Para que é que estavam 2 jovens no banco, para fazer número? Se não é nestas situações que jogam é quando, contra o Benfica na Luz? Uma miséria aquilo que o FCP nos tem reservado para esta época, desde a direcção à equipa técnica!

Quanto ao jogo: notas positivas para o Mangala, Moutinho, James e Varela. O Alvaro apesar de correr muito e o jogo todo, raramente faz um cruzamento em condições...; a nota negativa vai para o Kléber, até pensei que tinha saído ao intervalo...

Pedro Reis disse...

Crónica do Jogo:
"Danilo, que se tinha juntado à equipa de manhã, na habitual rotina dos jogadores convocados antes dos jogos disputados em casa, teve de assistir ao encontro com o Estoril novamente na bancada do Estádio do Dragão. A estreia do lateral-direito ficou, deste modo, uma vez mais adiada, para grande desilusão dos mais de 15 mil adeptos que assistiram à partida, podendo o brasileiro ser lançado por Vítor Pereira no próximo domingo, na recepção ao Guimarães para o campeonato, num cenário que se afigura, porém, como pouco provável, tendo em conta o grau de dificuldade do jogo."

Não consigo perceber como um jogador com a qualidade e experiência do Danilo, "não pode" ser lançado num jogo em casa com esse colosso que é o Guimarães, quando ainda para mais a alternativa é um central adaptado... Espero que pelo menos uma vez o VP me surpreenda!

Ana Martins disse...

19 de Janeiro. Nenhum ponta de lança contratado.

Pedro disse...

@Miguel

"Mas o Kléber nem oportunidades de golo tem!!!"

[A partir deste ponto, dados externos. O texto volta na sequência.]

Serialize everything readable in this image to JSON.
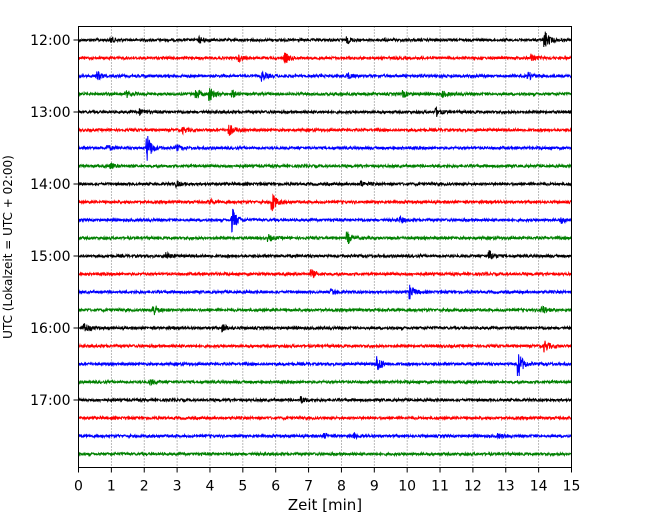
{
  "chart_data": {
    "type": "line",
    "title": "",
    "xlabel": "Zeit  [min]",
    "ylabel": "UTC (Lokalzeit = UTC + 02:00)",
    "xlim": [
      0,
      15
    ],
    "x_ticks": [
      0,
      1,
      2,
      3,
      4,
      5,
      6,
      7,
      8,
      9,
      10,
      11,
      12,
      13,
      14,
      15
    ],
    "x_tick_labels": [
      "0",
      "1",
      "2",
      "3",
      "4",
      "5",
      "6",
      "7",
      "8",
      "9",
      "10",
      "11",
      "12",
      "13",
      "14",
      "15"
    ],
    "y_ticks": [
      {
        "label": "12:00",
        "row": 0
      },
      {
        "label": "13:00",
        "row": 4
      },
      {
        "label": "14:00",
        "row": 8
      },
      {
        "label": "15:00",
        "row": 12
      },
      {
        "label": "16:00",
        "row": 16
      },
      {
        "label": "17:00",
        "row": 20
      }
    ],
    "row_interval_min": 15,
    "color_cycle": [
      "#000000",
      "#ff0000",
      "#0000ff",
      "#008000"
    ],
    "x_grid": "dotted",
    "traces": [
      {
        "start": "12:00",
        "events": [
          [
            1.0,
            0.3
          ],
          [
            3.7,
            0.3
          ],
          [
            8.2,
            0.3
          ],
          [
            14.2,
            0.9
          ]
        ]
      },
      {
        "start": "12:15",
        "events": [
          [
            4.9,
            0.3
          ],
          [
            6.3,
            0.5
          ],
          [
            13.8,
            0.4
          ]
        ]
      },
      {
        "start": "12:30",
        "events": [
          [
            0.6,
            0.4
          ],
          [
            5.6,
            0.5
          ],
          [
            8.2,
            0.3
          ],
          [
            13.7,
            0.4
          ]
        ]
      },
      {
        "start": "12:45",
        "events": [
          [
            1.5,
            0.3
          ],
          [
            3.6,
            0.5
          ],
          [
            4.0,
            0.7
          ],
          [
            4.7,
            0.3
          ],
          [
            9.9,
            0.3
          ],
          [
            11.1,
            0.3
          ]
        ]
      },
      {
        "start": "13:00",
        "events": [
          [
            1.9,
            0.3
          ],
          [
            10.9,
            0.4
          ]
        ]
      },
      {
        "start": "13:15",
        "events": [
          [
            3.2,
            0.3
          ],
          [
            4.6,
            0.6
          ]
        ]
      },
      {
        "start": "13:30",
        "events": [
          [
            0.9,
            0.3
          ],
          [
            2.1,
            1.4
          ],
          [
            3.0,
            0.3
          ]
        ]
      },
      {
        "start": "13:45",
        "events": [
          [
            1.0,
            0.3
          ]
        ]
      },
      {
        "start": "14:00",
        "events": [
          [
            3.0,
            0.3
          ],
          [
            8.6,
            0.3
          ]
        ]
      },
      {
        "start": "14:15",
        "events": [
          [
            4.0,
            0.3
          ],
          [
            5.9,
            1.0
          ]
        ]
      },
      {
        "start": "14:30",
        "events": [
          [
            4.7,
            1.2
          ],
          [
            9.8,
            0.3
          ],
          [
            14.7,
            0.3
          ]
        ]
      },
      {
        "start": "14:45",
        "events": [
          [
            5.8,
            0.3
          ],
          [
            8.2,
            0.6
          ]
        ]
      },
      {
        "start": "15:00",
        "events": [
          [
            2.7,
            0.3
          ],
          [
            12.5,
            0.6
          ]
        ]
      },
      {
        "start": "15:15",
        "events": [
          [
            7.1,
            0.4
          ]
        ]
      },
      {
        "start": "15:30",
        "events": [
          [
            7.7,
            0.3
          ],
          [
            10.1,
            0.7
          ]
        ]
      },
      {
        "start": "15:45",
        "events": [
          [
            2.3,
            0.6
          ],
          [
            14.1,
            0.5
          ]
        ]
      },
      {
        "start": "16:00",
        "events": [
          [
            0.2,
            0.5
          ],
          [
            4.4,
            0.4
          ]
        ]
      },
      {
        "start": "16:15",
        "events": [
          [
            14.2,
            0.6
          ]
        ]
      },
      {
        "start": "16:30",
        "events": [
          [
            9.1,
            0.9
          ],
          [
            13.4,
            1.3
          ]
        ]
      },
      {
        "start": "16:45",
        "events": [
          [
            2.2,
            0.3
          ]
        ]
      },
      {
        "start": "17:00",
        "events": [
          [
            6.8,
            0.3
          ]
        ]
      },
      {
        "start": "17:15",
        "events": []
      },
      {
        "start": "17:30",
        "events": [
          [
            7.5,
            0.2
          ],
          [
            8.4,
            0.2
          ],
          [
            12.8,
            0.2
          ]
        ]
      },
      {
        "start": "17:45",
        "events": []
      }
    ]
  }
}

Teve pelo menos 3 oportunidades claras... em pelo menos 1 delas nem acertou na bola. Nas outras foi algo infeliz, mas é um jogador sem confiança e "estaleca" para estas andanças.

Daniel Gonçalves disse...

Off topic:

espero que não saia Guarin, pelo menos para já, seria um erro.
O descalabro estratégico acentuar-se-ia.

Silver(io) disse...

Penso que o miguel_canada resumiu,brilhantemente, em poucas palavras,aquilo em que se transformou a equipe de futebol..

Mário Faria disse...

Estou em grande parte de acordo com Miguel _Canada. Saliento os aspectos que me pareceram mais importantes:

1. Foi dos jogos do FCP em que tivemos “posse” como deve ser : com boa movimentação e circulação de bola, criação de linhas de passe, pressão e capacidade de recuperação, e quase sempre no meio campo defensivo adversário. O Estoril raramente chegou perto da nossa grande área ;

2. Não fomos capazes de marcar, nem de criar situações de golo que o largo domínio exercido deveriam proporcionar. Por acerto da defesa do Estoril, por incapacidade : último passe, mais presença na área, maior capacidade individual para desequilibrar;

3. O FCP teve o seu pior período depois do golo. Os suplentes não acrescentaram mais folgo e perdemos alguma coesão, o que é recorrente .

4. Acho que foi um belíssimo treino e na minha perspectiva serviu para considerar que Varela não pode ser uma carta fora do baralho, que Defour deve acompanhar Moutinho e Fernando no meio campo, que Mangala e Souza são opções credíveis e que carecemos de um número nove que seja reforço.